What are the most used libraries?
Figure 1 shows the top 30 Python libraries found in our dataset. As expected, well-known data science libraries such as NumPy, Matplotlib, Pandas are also the most used ones. TensorFlow also appears to be widely used in our dataset, which confirms its undisputed relevance in machine learning (as reported by the latest StackOverflow survey). The presence of IPython in the top list is not surprising since it is a support library for notebook functionalities.
Standard libraries are also in the top libraries within our dataset, for instance
sys are used to interact with the operating system, while
time to manipulate dates and times.
Interesting enough is the presence of
problem_unittests, which is a script that embeds
unittest methods tailored to test deep learning functions.
In order to give more insights about what data science libraries are used in notebooks, we analysed their categories (which have been collected from this previous blog post).
The following table lists the use of the most popular data science libraries in our dataset. As can be seen, some libraries are so much used than others within the same category. For instance, Scipy overtakes StatsModels, TensorFlow is widely used in machine and deep learning, and Matplotlib is the preferred option for visualizing data instead of Seaborn (used for statistical visualizations), Bokeh and Plotly (useful for interactive visualizations).
|Core libraries||Data mining & stats||Machine & deep learning||Visualization||NLP|
|NumPy (2024)||SciPy (429)||TensorFlow (760)||Matplotlib (1466)||Gensim (85)|
|Pandas (764)||StatsModels (88)||SciKit-Learn (435)||Seaborn (302)||NLTK (64)|
|SymPy(101)||Scrapy (2)||Keras (121)||Bokeh (101)|
|Fastai (87)||Plotly (58)|
Which libraries are used together?
In order to identify how libraries are used together, we built a network graph using the vis.js library. A node represents a library, and its size depends on the number of times that library was used. An edge exists when two libraries have been used together within a notebook.
The size of an edge represents the number of times the corresponding pair of libraries were used together.
Figure 2 shows the network for the top 30 libraries in our dataset. As can be seen, the network is highly connected, meaning that most libraries are used together.
In order to better explore our dataset, we focus on understanding whether libraries of the same category are used together. For each category, we built a venn diagram to highlight the pairs of libraries used simultaneously in notebooks. The figures below (Figure 3) shows the results obtained for deep/machine learning (on the left) and visualization (on the right) categories.
As can be seen, deep/machine learning libraries are mostly used individually, while this does not seem to be the case for visualization libraries.
How are libraries imported?
In Python programming, there exist different ways to import a library. However, they can be summarized in importing the whole library (e.g., import numpy) or import specific packages within the library (e.g.,
from numpy import array). By analyzing how libraries are imported, it is possible to derive some common practices.
Figure 4 shows the number of notebooks in which libraries where fully (red) or partially (gray) imported. As can be seen, core libraries, such as NumPy and Pandas, are generally fully imported. While for other libraries, such as SciPy and Scikit-Learn, only specific packages are imported.
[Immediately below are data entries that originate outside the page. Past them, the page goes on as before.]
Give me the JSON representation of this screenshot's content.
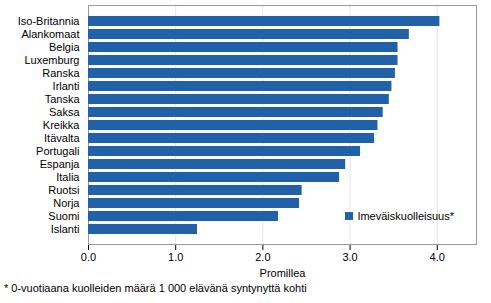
{
  "chart_data": {
    "type": "bar",
    "orientation": "horizontal",
    "categories": [
      "Iso-Britannia",
      "Alankomaat",
      "Belgia",
      "Luxemburg",
      "Ranska",
      "Irlanti",
      "Tanska",
      "Saksa",
      "Kreikka",
      "Itävalta",
      "Portugali",
      "Espanja",
      "Italia",
      "Ruotsi",
      "Norja",
      "Suomi",
      "Islanti"
    ],
    "series": [
      {
        "name": "Imeväiskuolleisuus*",
        "color": "#2161a9",
        "values": [
          4.03,
          3.68,
          3.55,
          3.55,
          3.52,
          3.48,
          3.45,
          3.38,
          3.32,
          3.28,
          3.12,
          2.95,
          2.88,
          2.45,
          2.42,
          2.18,
          1.25
        ]
      }
    ],
    "xlabel": "Promillea",
    "xlim": [
      0,
      4.45
    ],
    "xticks": [
      0,
      1,
      2,
      3,
      4
    ],
    "grid": true,
    "legend": "lower right",
    "caption": "* 0-vuotiaana kuolleiden määrä 1 000 elävänä syntynyttä kohti"
  }
}
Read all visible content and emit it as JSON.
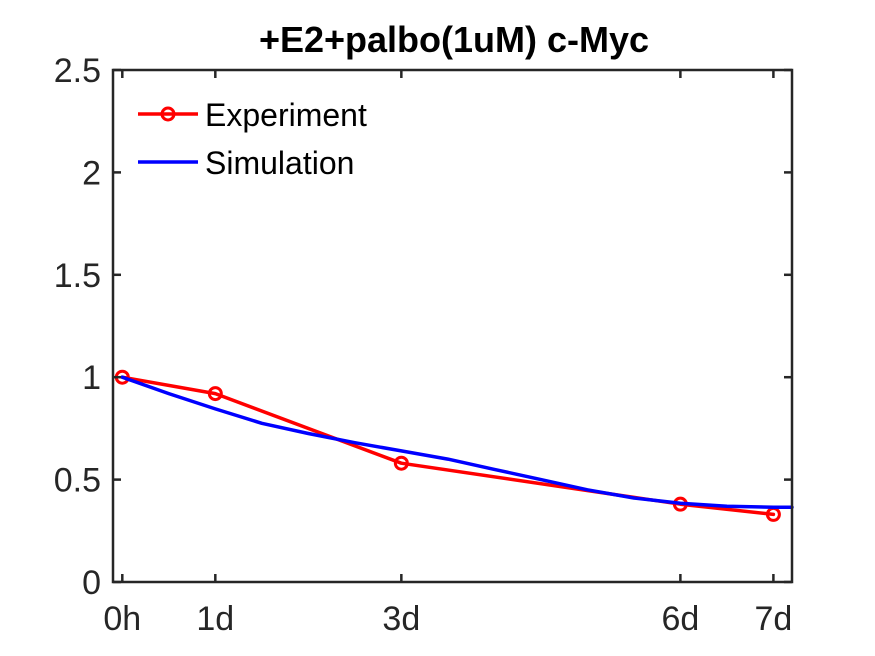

This difference can be explained by the fact that these practices are learned from the documentation of these libraries (e.g. Seaborn, SciPy).
We also checked how many times a given library is imported in the same notebook, as expected we found that importing specific packages from the same library is very common. However, we also found that in some notebooks, some libraries were fully imported many times. A manual inspection revealed that this happened for notebooks used like courses and tutorials, where each cell represented an independent program.
In this first post, we carried out an explorative analysis on the use of Python notebooks by using a small dataset obtained from GitHub. The most used core libraries are Numpy and Pandas, while Scipy, TensorFlow and Matplotlib are the most used libraries for data mining, machine learning and visualization. Most notebooks tend to use many libraries together, however, deep/machine learning libraries are generally not used in combination with other ones of the same category, while this does not seem to be the case for visualization libraries.
Libraries in notebooks are generally fully imported, however importing libraries practices are mostly learned from official documentation.